In 1852, still struggling with the first chapter of Part 2, Flaubert wrote to Colet: “Irony takes nothing away from pathos; on the contrary, it exaggerates it. In my 3rd part, which will be full of farcical things, I want one to weep.” That thought underpins the whole novel, but when, two years later, he reached Part 3, having made, as he put it, “the imperceptible transition from psychology to drama,” he piled on the laughter and the pity to an almost unendurable degree. In its final third, the action of the novel speeds up to that of farce, even as it takes on the shape of certain tragedy. Emma herself is in constant, frantic motion, first in pursuit of love, as she shuttles between Yonville and Rouen in the Hirondelle, the rattletrap coach belonging to the Lion d’Or, and then, as the promissory notes she’s signed to the dry-goods merchant and loan shark, Monsieur L’Heureux (Mr. Happy), swarm back to her, and ruin yawns, in despairing pursuit of money.

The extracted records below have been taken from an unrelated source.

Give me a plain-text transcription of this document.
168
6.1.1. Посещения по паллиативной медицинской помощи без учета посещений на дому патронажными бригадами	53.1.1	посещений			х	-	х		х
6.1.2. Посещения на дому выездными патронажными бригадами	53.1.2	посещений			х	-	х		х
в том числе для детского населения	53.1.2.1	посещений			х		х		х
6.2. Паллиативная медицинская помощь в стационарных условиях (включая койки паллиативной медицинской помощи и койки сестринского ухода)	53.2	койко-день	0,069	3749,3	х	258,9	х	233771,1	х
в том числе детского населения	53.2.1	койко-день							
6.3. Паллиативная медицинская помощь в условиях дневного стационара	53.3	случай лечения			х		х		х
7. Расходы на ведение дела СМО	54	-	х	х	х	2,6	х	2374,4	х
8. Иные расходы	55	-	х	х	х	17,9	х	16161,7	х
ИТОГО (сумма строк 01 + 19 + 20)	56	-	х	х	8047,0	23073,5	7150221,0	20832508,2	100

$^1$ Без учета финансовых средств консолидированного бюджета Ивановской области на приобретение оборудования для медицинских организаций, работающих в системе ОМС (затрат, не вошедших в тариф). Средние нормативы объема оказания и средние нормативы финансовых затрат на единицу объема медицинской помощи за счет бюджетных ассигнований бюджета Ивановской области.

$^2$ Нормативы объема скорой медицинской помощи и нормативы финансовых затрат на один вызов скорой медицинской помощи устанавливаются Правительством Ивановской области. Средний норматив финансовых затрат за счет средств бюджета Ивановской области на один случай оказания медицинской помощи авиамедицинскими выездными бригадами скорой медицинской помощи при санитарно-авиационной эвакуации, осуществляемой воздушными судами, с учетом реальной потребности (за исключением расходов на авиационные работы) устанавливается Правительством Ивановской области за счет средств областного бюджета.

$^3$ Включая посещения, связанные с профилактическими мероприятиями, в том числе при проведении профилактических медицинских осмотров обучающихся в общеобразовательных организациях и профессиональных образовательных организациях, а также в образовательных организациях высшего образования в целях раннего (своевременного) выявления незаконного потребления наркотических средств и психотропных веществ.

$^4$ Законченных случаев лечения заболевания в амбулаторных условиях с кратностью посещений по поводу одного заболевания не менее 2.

It’s in these thrillingly fast-moving pages (though they moved as slowly and painfully as ever for their author) that the essential character of Davis’s translation comes most clearly into focus. One sees how she clings as tightly as she can to Flaubert’s grammar, working clause by clause, and relies on her instinctive ear for English prosody to save the sentences from sounding unpalatably odd. Where Flaubert uses Latinate words, she follows suit, resisting the temptation to substitute more informal, and more vivid, Anglo-Saxon alternatives. The bones of the original French show clearly through her English, and the rawness of her translation is, on the whole, invigorating. It’s written in a deliberately post- modernist spirit, exposing its own means like the pipes and ducts in a converted loft, and Davis’s unusual willingness to talk about her alienation from the novel is in keeping with that spirit.

Yet I can’t rid myself of a lingering sense of annoyance with this translation. Davis is severe on the efforts of her predecessors in the field: in her introduction she writes that “there is even [one translation] complete with the involuntary repetitions that [Flaubert] so disliked,” as if her own were faultless in this respect, which it is not. One example, among dozens that I spotted, occurs in the important paragraph, near the end of the book, in which Binet the tax collector is seen in his attic, nostrils distended, lost to the world, as he works on his treadle lathe, his worthless masterpiece (a wooden imitation of an abstract and fantastic Dieppe ivory) within sight of completion, just as Madame Bovary itself is at that moment.

No translation that I know quite manages to catch Flaubert’s tone of ironic self-mockery in this heavily rewritten paragraph, and Davis’s is no better than most. She also introduces a clanging repetition of the word “nothing” (Binet’s composition is “useful for nothing,” then, ninety words later, such an artistic achievement will leave “nothing further to aspire to”). Curiously, Flaubert nearly made the same mistake, but deleted the second rien in his final revision. “Nothing” tends to pronounce itself in one’s head as a spondee, with stress falling almost equally on both syllables, and its two unrelated uses here set up an unnecessary and distracting reverberation. From a translator who prides herself on her linguistic strictness, this kind of thing seems oddly careless.

Davis’s Madame Bovary is, by her account, the twentieth translation of the book into English; like most of its forebears, it opens some fresh windows into the novel while leaving others shuttered. It’s likely to be remembered as the version in which the translator tried to out-Flaubert Flaubert in her coolness toward her raw material. Flaubert, writing to Colet, said that what he most admired in his pantheon of artistic heroes—Homer, Rabelais, Michelangelo, Shakespeare, Goethe—was their “pitilessness,” and it might be said of Davis’s translation that it’s a bit too impitoyable for its own good.